How To Choose A Medical Aid

How do I choose a medical aid?

 

It is a well-known fact that medical cover does not come cheap, so making the right decision at the outset is very important.

There are several factors to take into consideration before selecting medical aid cover.

Do you need medical aid or just a hospital plan?

  • Hospital Plans

 

This can be a tricky decision and is often weighted by an affordability scale.

Hospital plans are more affordable because while the cover is basic, it nevertheless pays for important medical hospital procedures and follow-up examinations.

Bear in mind that hospital plans do not cover day-to-day medical needs, such as visits to the doctor and dentist, or medication.

  • Medical Aid

 

Choose A Medical AidPeople with a poor health track record, or who suffer from dental and vision problems, will need better medical cover.

However, monthly premiums for medical aid can run into the thousands, so ensure affordability before making this important decision.

Also, check the different scales of benefits and exclusions, as well as the cost, of the various medical schemes available to the South African public.

Track record

When opting for medical aid, investigate the track record of the company selected.

This can easily be done by asking your local GP or hospital if they have ever had problems receiving payments from the medical scheme of your choice.

Solvency

It is vitally important to ascertain the solvency of the medical scheme of your choice.

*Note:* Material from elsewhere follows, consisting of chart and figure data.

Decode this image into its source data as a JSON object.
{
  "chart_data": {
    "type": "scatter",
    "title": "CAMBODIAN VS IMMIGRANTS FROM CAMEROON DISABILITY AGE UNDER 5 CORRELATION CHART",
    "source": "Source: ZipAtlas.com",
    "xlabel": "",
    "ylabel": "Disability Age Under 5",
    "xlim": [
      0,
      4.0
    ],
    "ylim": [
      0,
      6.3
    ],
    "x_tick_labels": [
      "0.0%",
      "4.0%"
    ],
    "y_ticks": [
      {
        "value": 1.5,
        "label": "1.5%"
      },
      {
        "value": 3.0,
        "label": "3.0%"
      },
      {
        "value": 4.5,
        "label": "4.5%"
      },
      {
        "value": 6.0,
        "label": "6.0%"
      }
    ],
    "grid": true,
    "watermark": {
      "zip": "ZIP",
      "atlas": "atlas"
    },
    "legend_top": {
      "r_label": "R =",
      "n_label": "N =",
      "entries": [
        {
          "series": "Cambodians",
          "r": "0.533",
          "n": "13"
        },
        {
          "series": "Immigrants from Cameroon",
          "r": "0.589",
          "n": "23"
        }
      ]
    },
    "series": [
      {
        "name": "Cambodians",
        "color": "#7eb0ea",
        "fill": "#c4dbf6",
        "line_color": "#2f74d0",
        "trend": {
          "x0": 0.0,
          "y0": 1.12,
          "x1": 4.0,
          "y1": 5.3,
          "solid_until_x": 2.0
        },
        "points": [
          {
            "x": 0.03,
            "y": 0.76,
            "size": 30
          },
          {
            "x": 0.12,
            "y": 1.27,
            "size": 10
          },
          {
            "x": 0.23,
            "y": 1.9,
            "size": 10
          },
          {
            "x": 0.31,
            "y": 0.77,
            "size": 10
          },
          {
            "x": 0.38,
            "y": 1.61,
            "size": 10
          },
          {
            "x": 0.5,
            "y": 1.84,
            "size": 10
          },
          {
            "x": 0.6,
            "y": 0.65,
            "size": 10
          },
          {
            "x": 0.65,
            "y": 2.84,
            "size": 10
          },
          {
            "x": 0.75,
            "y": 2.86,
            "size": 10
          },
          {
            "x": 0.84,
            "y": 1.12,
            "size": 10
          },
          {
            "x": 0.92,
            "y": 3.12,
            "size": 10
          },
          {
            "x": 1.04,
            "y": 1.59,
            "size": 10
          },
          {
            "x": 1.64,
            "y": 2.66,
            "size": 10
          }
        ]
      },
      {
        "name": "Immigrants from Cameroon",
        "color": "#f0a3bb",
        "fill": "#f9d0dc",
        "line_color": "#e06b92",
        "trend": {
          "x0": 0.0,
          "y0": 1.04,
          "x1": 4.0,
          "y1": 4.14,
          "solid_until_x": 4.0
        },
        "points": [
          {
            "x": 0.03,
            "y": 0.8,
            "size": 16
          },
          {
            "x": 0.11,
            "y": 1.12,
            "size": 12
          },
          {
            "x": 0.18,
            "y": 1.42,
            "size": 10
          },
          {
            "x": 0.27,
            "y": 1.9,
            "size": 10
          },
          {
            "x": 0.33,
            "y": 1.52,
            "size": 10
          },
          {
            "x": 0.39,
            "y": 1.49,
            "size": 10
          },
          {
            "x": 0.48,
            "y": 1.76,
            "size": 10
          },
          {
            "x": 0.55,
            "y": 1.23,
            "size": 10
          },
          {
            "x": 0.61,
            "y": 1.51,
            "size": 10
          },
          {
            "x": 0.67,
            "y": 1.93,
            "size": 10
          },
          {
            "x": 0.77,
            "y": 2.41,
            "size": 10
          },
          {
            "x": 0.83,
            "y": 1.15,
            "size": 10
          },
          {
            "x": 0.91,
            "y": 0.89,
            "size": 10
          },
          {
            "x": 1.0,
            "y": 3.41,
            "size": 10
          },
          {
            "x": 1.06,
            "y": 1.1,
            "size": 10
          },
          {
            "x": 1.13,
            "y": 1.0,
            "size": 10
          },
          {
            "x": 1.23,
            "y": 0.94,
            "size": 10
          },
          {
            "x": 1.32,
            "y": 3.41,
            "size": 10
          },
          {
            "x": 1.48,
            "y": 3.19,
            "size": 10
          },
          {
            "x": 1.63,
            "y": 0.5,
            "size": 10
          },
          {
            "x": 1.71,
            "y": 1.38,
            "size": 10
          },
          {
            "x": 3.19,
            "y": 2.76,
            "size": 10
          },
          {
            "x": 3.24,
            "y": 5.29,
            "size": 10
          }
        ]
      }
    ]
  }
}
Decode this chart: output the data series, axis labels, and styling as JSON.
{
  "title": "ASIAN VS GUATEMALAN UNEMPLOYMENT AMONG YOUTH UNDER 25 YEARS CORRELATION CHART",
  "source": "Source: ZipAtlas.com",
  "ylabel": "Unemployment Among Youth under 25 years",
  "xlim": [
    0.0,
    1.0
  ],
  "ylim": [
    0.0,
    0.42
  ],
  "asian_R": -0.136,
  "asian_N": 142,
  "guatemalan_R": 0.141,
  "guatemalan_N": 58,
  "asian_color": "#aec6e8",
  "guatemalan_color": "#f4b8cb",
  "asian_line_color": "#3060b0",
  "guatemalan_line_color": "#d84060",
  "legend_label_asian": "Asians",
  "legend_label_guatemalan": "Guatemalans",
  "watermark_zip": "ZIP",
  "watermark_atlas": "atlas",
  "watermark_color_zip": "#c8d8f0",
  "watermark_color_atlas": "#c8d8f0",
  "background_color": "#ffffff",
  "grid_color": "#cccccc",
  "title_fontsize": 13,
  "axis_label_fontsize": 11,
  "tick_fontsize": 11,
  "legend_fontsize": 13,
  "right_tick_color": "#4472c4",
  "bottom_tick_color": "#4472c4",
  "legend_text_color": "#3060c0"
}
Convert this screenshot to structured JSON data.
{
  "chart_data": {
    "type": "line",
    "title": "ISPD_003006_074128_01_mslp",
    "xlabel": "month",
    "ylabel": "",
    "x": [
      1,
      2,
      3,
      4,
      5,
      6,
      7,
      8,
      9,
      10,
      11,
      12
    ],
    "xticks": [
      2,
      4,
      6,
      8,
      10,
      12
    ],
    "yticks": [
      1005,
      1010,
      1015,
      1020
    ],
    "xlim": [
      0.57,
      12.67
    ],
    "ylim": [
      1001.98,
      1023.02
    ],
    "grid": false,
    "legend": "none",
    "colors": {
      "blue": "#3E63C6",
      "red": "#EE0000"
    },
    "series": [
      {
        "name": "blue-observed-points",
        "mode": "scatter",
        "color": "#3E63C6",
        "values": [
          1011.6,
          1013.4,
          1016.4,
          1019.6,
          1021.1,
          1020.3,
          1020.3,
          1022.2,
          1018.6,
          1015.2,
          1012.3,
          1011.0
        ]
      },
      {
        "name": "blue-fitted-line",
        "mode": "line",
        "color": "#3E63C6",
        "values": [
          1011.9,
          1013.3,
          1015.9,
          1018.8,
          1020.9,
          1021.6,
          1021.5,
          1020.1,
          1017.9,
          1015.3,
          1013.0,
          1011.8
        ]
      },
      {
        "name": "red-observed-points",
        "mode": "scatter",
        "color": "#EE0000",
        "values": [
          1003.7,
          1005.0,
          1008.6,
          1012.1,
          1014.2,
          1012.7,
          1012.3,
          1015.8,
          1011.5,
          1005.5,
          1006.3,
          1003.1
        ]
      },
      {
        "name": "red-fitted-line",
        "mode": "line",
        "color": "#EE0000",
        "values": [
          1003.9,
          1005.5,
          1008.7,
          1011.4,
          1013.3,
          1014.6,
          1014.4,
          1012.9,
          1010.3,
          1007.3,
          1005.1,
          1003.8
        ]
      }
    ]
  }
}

This is not a difficult exercise and can be disclosed via online research or an insurance broker.

In terms of the law, South African medical schemes must retain at least 25% of their members’ premium payments to ensure that they can meet claims lodged for medical bills throughout the year.

Exclusions

Exclusions built into medical cover policies can be a minefield for the unsuspecting client.

Examples of exclusions are:

  • A 12-month waiting period for people with pre-existing medical conditions
  • A three-month waiting after joining a scheme before qualifying for any benefits
  • Non-payment for HIV sufferers
  • Non-payment or severe financial limitations for cancer patients

 

Other pitfalls – Choose A Medical Aid

There are many pitfalls with medical aid cover that can have a crippling financial impact on policyholders.

Among these are:

  • 100% cover – medical schemes work on a tariff rate that, more often than not, is 500% less than what medical professionals and private hospitals charge for their services
  • Medical Savings Accounts – check daily limits, because if annual funds allocated for various medical needs dry out months before the time, the policyholder is left to foot the bill
  • Co-payments – these are the amounts of cash policyholders have to pay upfront for medical procedures and hospital admissions
  • Annual hospital limitations – for example, a medical scheme could limit payouts for hospitalisation to R500 000 per family annually which could be hopelessly too little to meet final bills from the medical profession

 

Conclusion – Choose A Medical Aid

Joining a medical scheme is a major financial commitment.

So it is always wise to consult a reputable independent broker for unbiased advice.